The Obama administration may believe the threat is more imminent: President Obama raised North Korea with Mr. Trump during their first transition conversation, after which the president-elect sought a rare intelligence briefing. But it is unlikely Mr. Trump was told anything that would justify his pledge that an ICBM test will not happen. The United States lacks the capacity to shoot down such a missile at launch, and the system deployed in Alaska and California to destroy ICBMs in midcourse is unreliable at best. Attempting to preempt a rocket test would require military action that could trigger a devastating war.

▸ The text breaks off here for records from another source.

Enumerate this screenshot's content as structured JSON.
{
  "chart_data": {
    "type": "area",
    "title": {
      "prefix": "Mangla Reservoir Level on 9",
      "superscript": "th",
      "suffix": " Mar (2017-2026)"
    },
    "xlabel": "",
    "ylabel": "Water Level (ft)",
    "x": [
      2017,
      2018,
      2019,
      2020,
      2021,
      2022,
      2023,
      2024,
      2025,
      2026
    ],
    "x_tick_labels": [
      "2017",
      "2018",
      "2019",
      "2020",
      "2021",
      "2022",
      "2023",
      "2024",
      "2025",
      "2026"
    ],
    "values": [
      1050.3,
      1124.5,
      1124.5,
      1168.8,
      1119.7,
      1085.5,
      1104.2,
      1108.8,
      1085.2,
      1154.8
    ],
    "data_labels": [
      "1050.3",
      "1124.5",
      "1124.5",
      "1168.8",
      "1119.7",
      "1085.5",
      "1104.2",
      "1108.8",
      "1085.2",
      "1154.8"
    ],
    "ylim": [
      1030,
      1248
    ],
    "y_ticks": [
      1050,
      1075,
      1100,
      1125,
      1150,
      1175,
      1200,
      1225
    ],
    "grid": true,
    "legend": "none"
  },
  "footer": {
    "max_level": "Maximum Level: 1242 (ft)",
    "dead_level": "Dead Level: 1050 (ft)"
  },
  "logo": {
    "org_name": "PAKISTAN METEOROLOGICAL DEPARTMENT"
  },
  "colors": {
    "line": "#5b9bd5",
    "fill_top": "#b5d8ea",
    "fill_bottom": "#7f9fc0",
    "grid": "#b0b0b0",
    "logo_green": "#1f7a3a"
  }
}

Stopping Mr. Kim consequently may require working with China, which supplies North Korea with most of its energy and food, or negotiating with the regime. Both strategies have been tried unsuccesfully by previous U.S. administrations. Mr. Trump may believe that his aggressive approach to China on a range of issues, including trade and U.S. relations with Taiwan, may ultimately provide leverage on North Korea. But inducing Beijing to bring serious pressure to bear on its neighbor will probably be possible only if the United States makes clear that it is prepared to use force to prevent a North Korean ICBM. Failing that, Mr. Trump may have little choice but to try the tactic he hinted at during the campaign: “Eating a hamburger on a conference table” with Mr. Kim and trying to strike a deal.